The grant, which stipulates the recipients must spend eight weeks during the summer between the student’s junior and senior year researching a scholarly project, also gave Zandarski and Gillan the opportunity to travel in June when the pair flew to Alaska to present their research at the National Marine Educators Conference.

Zandarski and Gillan said the trip to Alaska was the highlight of their SISTAR experience.

“Traveling to Alaska was definitely my favorite part,” Zandarski said. “Dr. Gillan and I got to see a lot of the Alaskan countryside and do a lot of fun stuff like hiking, biking and climbing glaciers.
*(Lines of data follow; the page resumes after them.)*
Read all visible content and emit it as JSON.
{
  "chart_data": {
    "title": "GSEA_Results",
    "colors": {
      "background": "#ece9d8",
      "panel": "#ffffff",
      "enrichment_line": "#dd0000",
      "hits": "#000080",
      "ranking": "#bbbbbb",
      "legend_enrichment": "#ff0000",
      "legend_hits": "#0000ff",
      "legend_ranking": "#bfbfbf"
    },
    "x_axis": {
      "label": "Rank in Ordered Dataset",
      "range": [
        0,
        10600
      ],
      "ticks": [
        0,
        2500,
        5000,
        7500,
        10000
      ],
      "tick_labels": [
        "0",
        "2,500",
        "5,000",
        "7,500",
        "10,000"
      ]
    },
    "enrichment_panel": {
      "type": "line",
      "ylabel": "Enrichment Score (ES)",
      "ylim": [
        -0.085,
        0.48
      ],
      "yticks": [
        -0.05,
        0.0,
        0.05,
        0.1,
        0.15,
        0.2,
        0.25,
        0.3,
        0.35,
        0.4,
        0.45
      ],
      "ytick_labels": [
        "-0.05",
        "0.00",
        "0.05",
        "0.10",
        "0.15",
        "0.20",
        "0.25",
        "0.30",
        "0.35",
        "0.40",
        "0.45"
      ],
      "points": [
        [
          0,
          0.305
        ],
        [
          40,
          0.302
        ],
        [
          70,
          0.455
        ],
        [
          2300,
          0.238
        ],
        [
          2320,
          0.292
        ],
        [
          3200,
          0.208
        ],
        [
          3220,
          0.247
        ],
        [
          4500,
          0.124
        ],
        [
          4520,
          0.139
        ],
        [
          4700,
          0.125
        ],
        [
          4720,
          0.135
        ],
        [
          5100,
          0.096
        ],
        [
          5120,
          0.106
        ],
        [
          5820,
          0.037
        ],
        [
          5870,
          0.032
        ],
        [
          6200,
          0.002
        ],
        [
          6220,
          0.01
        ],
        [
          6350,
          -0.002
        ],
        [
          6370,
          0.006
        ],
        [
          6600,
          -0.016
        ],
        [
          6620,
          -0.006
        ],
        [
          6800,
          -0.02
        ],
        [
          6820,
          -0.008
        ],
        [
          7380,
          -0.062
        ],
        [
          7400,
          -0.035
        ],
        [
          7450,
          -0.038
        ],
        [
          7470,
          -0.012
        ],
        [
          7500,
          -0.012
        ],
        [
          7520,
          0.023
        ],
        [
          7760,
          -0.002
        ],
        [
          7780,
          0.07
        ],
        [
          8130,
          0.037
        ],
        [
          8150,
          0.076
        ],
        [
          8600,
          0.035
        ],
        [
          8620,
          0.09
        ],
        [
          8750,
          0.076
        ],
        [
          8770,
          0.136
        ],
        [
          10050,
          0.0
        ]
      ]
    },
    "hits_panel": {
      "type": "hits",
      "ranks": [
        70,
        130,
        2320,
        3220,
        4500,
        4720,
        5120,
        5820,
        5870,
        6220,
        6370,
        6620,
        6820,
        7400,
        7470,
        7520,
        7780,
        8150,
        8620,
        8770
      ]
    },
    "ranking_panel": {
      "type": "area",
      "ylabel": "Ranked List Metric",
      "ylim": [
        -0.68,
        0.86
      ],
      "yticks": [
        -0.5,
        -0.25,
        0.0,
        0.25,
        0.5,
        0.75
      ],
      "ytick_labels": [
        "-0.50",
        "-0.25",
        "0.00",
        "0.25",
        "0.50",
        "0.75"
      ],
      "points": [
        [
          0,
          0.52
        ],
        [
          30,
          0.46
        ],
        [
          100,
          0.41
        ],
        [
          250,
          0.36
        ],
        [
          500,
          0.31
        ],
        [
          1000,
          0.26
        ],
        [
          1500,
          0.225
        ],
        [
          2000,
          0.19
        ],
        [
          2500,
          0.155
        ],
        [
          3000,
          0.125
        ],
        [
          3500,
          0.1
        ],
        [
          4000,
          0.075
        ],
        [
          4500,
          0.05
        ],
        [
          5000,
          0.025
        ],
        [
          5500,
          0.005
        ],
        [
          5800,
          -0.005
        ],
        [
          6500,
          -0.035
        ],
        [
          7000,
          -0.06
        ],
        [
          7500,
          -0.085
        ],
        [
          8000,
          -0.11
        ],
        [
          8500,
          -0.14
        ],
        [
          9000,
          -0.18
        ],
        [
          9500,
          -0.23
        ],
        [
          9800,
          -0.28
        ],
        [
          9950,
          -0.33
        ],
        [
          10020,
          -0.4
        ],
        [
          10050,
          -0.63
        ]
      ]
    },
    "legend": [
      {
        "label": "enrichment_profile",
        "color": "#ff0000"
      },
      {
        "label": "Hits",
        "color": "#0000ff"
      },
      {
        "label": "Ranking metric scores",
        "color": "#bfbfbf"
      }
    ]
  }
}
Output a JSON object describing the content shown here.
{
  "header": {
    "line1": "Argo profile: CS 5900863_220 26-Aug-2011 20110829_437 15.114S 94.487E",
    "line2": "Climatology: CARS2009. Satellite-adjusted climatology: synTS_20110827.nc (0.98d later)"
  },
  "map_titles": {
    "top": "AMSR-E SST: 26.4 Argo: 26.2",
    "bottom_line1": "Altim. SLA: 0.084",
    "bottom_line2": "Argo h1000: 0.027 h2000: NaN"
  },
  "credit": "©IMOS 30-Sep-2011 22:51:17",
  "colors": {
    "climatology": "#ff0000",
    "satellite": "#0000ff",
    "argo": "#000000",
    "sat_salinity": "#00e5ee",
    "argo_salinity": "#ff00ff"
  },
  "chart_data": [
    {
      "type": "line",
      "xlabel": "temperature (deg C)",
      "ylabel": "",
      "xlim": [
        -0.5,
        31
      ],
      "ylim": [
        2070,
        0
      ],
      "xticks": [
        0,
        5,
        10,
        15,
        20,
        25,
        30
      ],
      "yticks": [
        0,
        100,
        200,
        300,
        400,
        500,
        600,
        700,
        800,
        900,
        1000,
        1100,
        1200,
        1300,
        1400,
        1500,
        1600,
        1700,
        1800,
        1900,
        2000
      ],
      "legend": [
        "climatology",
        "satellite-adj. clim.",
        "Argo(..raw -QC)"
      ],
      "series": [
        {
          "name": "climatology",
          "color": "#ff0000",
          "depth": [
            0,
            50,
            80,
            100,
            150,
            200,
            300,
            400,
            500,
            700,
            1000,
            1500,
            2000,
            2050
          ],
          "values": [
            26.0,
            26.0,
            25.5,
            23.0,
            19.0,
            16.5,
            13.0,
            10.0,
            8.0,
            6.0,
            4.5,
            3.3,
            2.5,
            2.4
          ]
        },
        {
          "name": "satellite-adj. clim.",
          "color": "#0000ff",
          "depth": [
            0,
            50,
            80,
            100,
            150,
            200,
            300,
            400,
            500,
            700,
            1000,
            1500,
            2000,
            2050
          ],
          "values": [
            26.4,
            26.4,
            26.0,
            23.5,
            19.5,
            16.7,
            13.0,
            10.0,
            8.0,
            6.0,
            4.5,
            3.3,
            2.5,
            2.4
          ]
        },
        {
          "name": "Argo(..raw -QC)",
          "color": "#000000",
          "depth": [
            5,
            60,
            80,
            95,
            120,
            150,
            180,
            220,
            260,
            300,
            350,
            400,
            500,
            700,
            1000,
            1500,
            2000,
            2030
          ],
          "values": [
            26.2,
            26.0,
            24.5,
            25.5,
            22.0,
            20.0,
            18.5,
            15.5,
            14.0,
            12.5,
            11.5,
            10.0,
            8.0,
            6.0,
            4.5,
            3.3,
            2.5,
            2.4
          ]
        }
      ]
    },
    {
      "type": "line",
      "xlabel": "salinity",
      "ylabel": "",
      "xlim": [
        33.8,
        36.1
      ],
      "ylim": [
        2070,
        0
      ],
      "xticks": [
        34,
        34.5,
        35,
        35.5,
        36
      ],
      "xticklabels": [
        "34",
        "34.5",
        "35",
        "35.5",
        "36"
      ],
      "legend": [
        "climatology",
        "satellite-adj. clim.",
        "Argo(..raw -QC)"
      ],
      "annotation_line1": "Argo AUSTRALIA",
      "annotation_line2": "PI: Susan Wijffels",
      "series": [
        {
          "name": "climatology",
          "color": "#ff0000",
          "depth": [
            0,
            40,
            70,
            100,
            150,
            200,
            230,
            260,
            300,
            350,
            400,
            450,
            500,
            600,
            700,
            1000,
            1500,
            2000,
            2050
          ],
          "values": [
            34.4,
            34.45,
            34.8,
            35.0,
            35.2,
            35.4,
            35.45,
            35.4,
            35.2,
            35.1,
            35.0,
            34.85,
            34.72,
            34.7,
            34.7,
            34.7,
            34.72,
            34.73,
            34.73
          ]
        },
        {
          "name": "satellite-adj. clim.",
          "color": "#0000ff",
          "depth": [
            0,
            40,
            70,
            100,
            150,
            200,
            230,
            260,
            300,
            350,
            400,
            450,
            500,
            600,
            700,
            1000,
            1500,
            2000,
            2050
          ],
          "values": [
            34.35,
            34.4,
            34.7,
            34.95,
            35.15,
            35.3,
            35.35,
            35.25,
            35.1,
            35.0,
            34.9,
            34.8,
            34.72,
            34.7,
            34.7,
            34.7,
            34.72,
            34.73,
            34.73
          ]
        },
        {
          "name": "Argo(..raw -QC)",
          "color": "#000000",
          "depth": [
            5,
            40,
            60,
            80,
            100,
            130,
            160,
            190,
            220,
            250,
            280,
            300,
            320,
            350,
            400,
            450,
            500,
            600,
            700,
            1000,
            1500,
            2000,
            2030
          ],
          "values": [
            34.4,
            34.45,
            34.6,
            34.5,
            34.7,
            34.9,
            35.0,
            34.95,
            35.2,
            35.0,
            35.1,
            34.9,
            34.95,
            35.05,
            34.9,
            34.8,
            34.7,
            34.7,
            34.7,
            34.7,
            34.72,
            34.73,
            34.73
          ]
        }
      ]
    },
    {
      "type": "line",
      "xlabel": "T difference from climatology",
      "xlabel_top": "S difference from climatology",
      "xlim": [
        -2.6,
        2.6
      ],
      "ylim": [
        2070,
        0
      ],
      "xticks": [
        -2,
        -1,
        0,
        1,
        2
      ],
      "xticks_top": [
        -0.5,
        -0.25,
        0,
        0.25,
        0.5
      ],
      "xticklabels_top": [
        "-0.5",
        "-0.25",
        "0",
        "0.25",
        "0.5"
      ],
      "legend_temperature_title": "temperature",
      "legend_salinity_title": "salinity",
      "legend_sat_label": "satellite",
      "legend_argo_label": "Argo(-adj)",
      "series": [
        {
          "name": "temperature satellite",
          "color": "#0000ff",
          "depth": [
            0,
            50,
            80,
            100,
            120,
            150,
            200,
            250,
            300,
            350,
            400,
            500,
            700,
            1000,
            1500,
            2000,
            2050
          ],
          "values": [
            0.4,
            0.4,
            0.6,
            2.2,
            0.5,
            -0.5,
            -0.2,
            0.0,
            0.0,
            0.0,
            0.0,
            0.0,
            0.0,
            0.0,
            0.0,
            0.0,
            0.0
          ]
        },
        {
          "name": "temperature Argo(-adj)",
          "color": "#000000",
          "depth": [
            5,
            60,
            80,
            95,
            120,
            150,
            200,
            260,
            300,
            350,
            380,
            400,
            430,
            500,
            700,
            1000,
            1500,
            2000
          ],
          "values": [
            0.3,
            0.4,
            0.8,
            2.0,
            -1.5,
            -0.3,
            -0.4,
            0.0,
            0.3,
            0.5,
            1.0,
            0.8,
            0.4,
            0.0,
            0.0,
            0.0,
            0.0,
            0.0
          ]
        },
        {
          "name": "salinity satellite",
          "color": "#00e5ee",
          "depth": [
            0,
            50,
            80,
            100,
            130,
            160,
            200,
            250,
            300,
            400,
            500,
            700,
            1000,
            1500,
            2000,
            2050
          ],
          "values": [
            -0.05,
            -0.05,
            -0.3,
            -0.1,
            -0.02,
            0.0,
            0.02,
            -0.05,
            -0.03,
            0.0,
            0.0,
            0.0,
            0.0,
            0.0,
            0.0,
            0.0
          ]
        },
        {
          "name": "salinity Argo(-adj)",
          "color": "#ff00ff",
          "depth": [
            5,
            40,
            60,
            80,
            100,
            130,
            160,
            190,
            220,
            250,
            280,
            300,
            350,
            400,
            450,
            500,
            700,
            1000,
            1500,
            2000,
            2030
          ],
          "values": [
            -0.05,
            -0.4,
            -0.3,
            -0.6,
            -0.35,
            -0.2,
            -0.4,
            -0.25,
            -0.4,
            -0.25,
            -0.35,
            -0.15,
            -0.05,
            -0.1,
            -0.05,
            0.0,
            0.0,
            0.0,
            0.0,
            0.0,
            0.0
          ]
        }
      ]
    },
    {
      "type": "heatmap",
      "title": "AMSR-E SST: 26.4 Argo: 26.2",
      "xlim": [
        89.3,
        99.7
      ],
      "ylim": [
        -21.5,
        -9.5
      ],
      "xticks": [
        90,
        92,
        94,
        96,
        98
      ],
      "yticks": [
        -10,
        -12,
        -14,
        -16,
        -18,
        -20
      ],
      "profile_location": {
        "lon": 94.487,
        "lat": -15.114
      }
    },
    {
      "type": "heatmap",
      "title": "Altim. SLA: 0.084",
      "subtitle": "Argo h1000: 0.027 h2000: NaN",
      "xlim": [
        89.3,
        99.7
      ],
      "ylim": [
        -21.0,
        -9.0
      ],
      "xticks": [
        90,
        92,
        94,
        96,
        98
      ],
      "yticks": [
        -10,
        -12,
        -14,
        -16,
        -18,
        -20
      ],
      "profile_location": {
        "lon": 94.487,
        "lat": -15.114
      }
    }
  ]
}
It was so great and I got to learn a lot about marine life and how we affect the environment.”

Gillan said the trip was a one-of-a-kind experience that strengthened her bond with Zandarski.

“Our trip to Alaska to present our research at the National Marine Educators Conference in June was the icing on the cake,” she said. “We started out with a great working relationship that morphed into a friendship that will last a lifetime.”

Despite their strong working relationship and productive trip to Alaska, Gillan and Zandarski both said the summer was not without its problems.

“The physical work at the lake was by far the most challenging aspect,” said Gillan. “It was hot and dirty work – shoveling the lake muck, siphoning lake water with a cantankerous gas-powered pump and hauling the 12 horse troughs that we used for the microcosms.”

But Zandarski said she refused to allow these setbacks to ruin her summer or negatively impact her work by maintaining a positive attitude.

“My motto for the summer was ‘Just keep testing,'” she said. “Truly the way I over came the many discouragements was just by staying positive and organized.”